Now this will make my query run faster - can the whole process above be described as denormalization?

Thanks


Solution

  • Yes, you're showing one type of denormalization.

    There are three types of denormalization:

    • Join rows from different tables, so you don't have to use queries with JOIN.
    • Perform aggregate calculations like SUM() or COUNT() or MAX() or others, so you don't have to use queries with GROUP BY.
    • Pre-calculate expensive calculations, so you don't have to use queries with complex expressions in the select-list.

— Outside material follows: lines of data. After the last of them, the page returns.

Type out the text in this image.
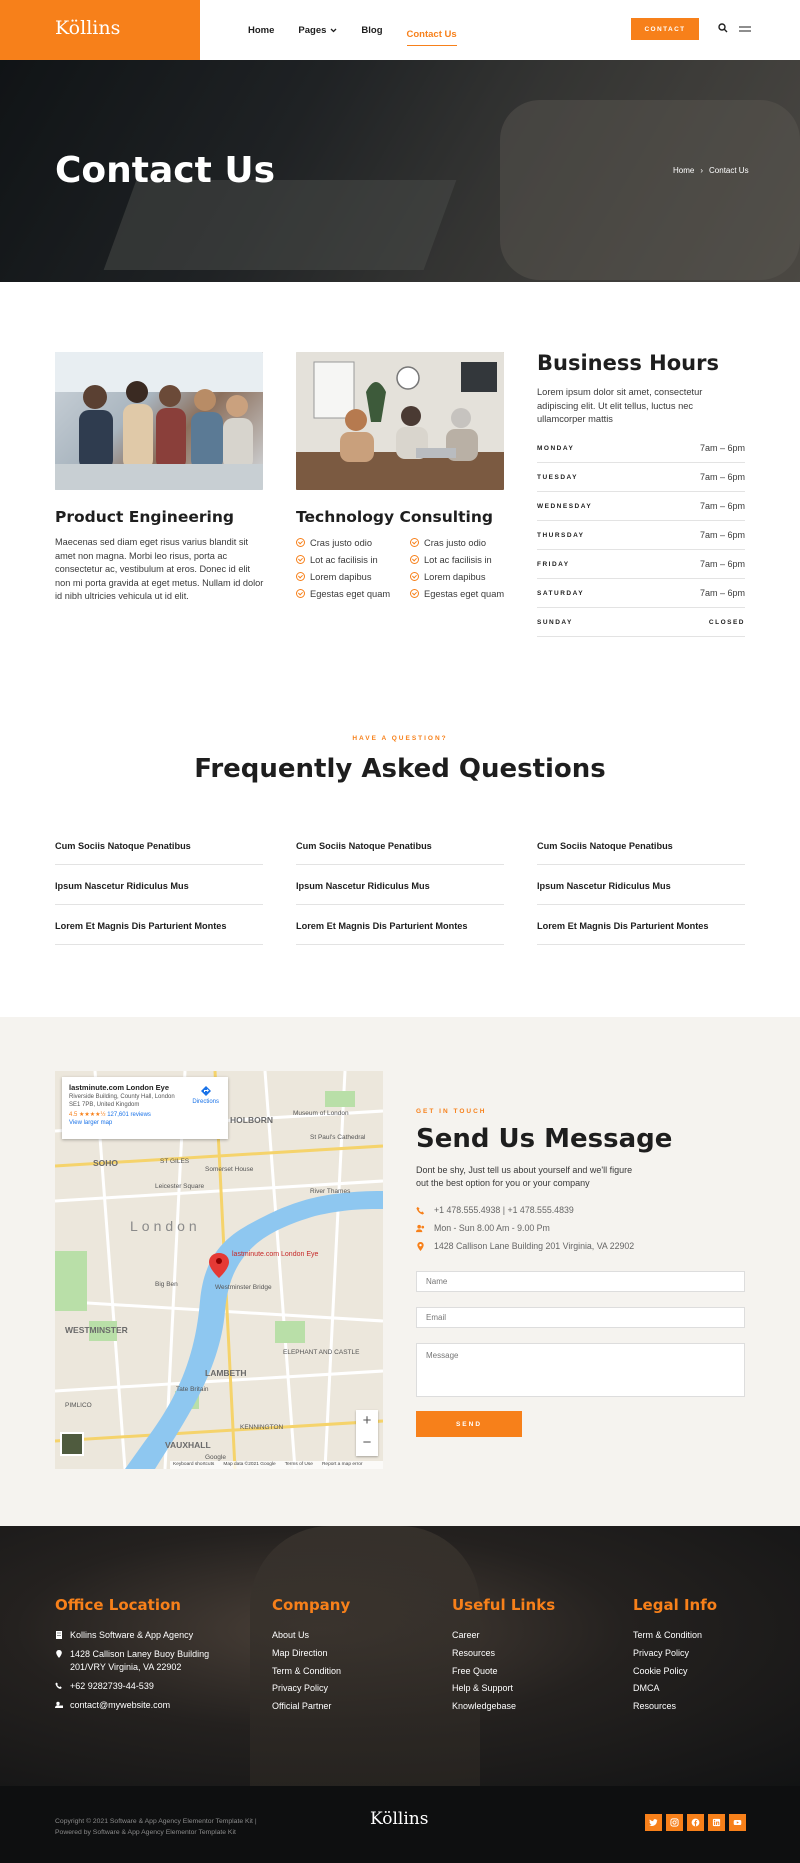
Köllins	Home	Pages	Blog	Contact Us	CONTACT
Contact Us	Home › Contact Us
Product Engineering
Maecenas sed diam eget risus varius blandit sit amet non magna. Morbi leo risus, porta ac consectetur ac, vestibulum at eros. Donec id elit non mi porta gravida at eget metus. Nullam id dolor id nibh ultricies vehicula ut id elit.
Technology Consulting
Cras justo odio
Lot ac facilisis in
Lorem dapibus
Egestas eget quam
Cras justo odio
Lot ac facilisis in
Lorem dapibus
Egestas eget quam
Business Hours
Lorem ipsum dolor sit amet, consectetur adipiscing elit. Ut elit tellus, luctus nec ullamcorper mattis
MONDAY	7am – 6pm
TUESDAY	7am – 6pm
WEDNESDAY	7am – 6pm
THURSDAY	7am – 6pm
FRIDAY	7am – 6pm
SATURDAY	7am – 6pm
SUNDAY	CLOSED
HAVE A QUESTION?
Frequently Asked Questions
Cum Sociis Natoque Penatibus
Ipsum Nascetur Ridiculus Mus
Lorem Et Magnis Dis Parturient Montes
Cum Sociis Natoque Penatibus
Ipsum Nascetur Ridiculus Mus
Lorem Et Magnis Dis Parturient Montes
Cum Sociis Natoque Penatibus
Ipsum Nascetur Ridiculus Mus
Lorem Et Magnis Dis Parturient Montes
HOLBORN
SOHO
WESTMINSTER
LAMBETH
VAUXHALL
St Paul's Cathedral
Museum of London
ST GILES
Somerset House
Leicester Square
Big Ben	Westminster Bridge
ELEPHANT AND CASTLE
Tate Britain
PIMLICO
KENNINGTON
River Thames
Google
London
lastminute.com London Eye
lastminute.com London Eye
Riverside Building, County Hall, London SE1 7PB, United Kingdom
4.5 ★★★★½ 127,601 reviews
View larger map
Directions
+
−
Keyboard shortcuts Map data ©2021 Google Terms of Use Report a map error
GET IN TOUCH
Send Us Message
Dont be shy, Just tell us about yourself and we'll figure out the best option for you or your company
+1 478.555.4938 | +1 478.555.4839
Mon - Sun 8.00 Am - 9.00 Pm
1428 Callison Lane Building 201 Virginia, VA 22902
Name
Email
Message
SEND
Office Location
Kollins Software & App Agency
1428 Callison Laney Buoy Building 201/VRY Virginia, VA 22902
+62 9282739-44-539
contact@mywebsite.com
Company
About Us
Map Direction
Term & Condition
Privacy Policy
Official Partner
Useful Links
Career
Resources
Free Quote
Help & Support
Knowledgebase
Legal Info
Term & Condition
Privacy Policy
Cookie Policy
DMCA
Resources
Copyright © 2021 Software & App Agency Elementor Template Kit |
Powered by Software & App Agency Elementor Template Kit
Köllins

    You're showing an example of the first type. At least you can avoid one of the two joins you intend to do.

    Why not make the denormalized table store the result of joining all three tables?

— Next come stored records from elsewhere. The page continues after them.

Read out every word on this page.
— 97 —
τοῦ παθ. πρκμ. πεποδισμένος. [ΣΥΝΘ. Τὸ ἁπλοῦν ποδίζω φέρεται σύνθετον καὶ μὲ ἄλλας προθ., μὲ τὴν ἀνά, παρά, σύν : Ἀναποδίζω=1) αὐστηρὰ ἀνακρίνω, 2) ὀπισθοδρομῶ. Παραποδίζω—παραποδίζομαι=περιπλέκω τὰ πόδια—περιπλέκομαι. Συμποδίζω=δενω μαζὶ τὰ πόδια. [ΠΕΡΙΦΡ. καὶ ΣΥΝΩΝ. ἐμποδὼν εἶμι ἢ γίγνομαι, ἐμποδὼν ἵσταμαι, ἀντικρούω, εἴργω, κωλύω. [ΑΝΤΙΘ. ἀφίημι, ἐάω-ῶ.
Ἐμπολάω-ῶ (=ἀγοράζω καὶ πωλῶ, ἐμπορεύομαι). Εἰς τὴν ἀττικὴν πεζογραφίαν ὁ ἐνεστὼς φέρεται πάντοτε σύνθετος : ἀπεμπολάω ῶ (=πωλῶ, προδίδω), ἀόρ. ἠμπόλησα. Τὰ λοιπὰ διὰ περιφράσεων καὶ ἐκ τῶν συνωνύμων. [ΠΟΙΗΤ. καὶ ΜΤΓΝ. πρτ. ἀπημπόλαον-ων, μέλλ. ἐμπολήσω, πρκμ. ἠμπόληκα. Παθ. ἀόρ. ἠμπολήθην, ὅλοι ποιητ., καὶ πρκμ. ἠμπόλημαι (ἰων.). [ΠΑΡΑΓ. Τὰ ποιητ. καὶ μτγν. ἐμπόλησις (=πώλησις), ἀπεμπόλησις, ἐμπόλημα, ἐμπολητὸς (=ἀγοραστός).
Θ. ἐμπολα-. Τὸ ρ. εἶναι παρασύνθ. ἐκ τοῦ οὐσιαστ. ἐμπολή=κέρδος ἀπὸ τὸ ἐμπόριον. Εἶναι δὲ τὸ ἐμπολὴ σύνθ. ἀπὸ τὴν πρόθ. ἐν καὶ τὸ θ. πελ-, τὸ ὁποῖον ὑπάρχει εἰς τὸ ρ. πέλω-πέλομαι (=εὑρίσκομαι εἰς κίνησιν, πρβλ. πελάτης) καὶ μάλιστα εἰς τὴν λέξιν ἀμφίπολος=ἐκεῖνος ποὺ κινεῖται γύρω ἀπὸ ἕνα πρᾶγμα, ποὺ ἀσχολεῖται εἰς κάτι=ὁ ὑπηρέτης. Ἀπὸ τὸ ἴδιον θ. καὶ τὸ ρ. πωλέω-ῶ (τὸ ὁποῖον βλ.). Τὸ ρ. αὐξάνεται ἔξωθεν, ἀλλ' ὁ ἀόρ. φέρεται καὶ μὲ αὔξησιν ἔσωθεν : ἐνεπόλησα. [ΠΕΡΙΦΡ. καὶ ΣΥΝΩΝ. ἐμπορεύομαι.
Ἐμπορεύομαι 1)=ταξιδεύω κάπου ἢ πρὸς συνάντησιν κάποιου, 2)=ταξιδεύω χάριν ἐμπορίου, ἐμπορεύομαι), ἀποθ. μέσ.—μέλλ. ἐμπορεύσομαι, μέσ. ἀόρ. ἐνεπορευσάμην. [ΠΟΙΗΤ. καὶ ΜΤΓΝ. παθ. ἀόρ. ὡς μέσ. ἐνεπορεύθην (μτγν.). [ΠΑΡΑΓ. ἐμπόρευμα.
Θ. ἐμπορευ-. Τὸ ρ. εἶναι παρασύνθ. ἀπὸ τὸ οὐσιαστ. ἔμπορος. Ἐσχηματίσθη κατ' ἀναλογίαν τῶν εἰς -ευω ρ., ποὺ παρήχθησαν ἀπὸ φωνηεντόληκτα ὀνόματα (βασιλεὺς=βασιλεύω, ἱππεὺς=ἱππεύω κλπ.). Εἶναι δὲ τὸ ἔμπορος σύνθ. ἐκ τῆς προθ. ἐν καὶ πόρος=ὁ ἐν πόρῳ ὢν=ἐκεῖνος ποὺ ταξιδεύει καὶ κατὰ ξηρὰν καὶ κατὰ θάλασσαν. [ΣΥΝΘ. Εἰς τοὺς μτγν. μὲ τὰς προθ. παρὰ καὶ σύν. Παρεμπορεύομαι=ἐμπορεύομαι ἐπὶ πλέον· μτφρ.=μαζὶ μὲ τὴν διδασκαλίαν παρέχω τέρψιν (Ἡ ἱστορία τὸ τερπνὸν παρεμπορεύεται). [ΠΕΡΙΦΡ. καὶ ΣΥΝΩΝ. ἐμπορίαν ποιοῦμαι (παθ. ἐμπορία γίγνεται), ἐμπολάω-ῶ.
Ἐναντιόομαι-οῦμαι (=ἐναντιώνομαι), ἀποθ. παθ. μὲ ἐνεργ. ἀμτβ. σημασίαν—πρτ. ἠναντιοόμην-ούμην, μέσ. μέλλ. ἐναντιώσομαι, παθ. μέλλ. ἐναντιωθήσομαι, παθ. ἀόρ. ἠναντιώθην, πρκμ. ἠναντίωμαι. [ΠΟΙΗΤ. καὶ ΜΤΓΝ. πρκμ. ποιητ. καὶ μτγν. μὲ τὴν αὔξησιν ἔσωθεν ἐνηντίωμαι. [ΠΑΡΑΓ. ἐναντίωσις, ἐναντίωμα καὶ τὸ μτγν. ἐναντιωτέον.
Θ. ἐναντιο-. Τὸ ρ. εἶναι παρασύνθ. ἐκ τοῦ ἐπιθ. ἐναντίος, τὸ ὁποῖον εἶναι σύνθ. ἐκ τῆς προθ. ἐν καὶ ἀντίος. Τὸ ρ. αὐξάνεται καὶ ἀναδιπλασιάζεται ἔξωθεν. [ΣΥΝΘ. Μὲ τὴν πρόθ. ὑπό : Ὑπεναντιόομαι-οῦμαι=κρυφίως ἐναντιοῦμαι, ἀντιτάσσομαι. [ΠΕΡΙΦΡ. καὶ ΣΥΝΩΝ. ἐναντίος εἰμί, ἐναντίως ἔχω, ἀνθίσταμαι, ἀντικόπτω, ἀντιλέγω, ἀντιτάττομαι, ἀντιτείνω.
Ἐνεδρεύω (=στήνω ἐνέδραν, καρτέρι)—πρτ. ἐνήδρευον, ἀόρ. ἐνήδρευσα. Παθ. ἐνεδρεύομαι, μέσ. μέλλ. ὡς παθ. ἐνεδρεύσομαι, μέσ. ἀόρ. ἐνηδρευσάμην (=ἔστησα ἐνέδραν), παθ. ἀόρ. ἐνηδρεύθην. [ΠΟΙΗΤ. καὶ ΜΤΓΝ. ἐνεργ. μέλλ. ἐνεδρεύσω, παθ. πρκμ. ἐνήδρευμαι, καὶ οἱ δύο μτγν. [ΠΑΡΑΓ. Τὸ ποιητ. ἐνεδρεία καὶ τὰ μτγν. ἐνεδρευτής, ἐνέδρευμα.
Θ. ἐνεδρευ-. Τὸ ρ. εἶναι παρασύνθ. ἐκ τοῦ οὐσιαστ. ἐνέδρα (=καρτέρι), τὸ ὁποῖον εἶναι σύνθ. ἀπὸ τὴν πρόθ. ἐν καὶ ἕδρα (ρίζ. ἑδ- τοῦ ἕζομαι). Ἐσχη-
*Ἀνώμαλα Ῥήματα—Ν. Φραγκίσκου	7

    What's the downside of using denormalization? You are now storing data redundantly: once in the normalized tables, and a copy in the denormalized table. Suppose you get into work tomorrow and find that the data in these different tables doesn't exactly match up. What happened?

    • Maybe someone inserted a row to the normalized tables without adding the corresponding data to the denormalized table.
    • Maybe someone deleted a row from the normalied tables, without deleting the corresponding row from the denormalized table.
    • Maybe someone inserted or deleted a row in the denormalized table, without the corresponding change in the normalized table.

    How can you tell what happened? Which table is "correct"? This is the risk of denormalization.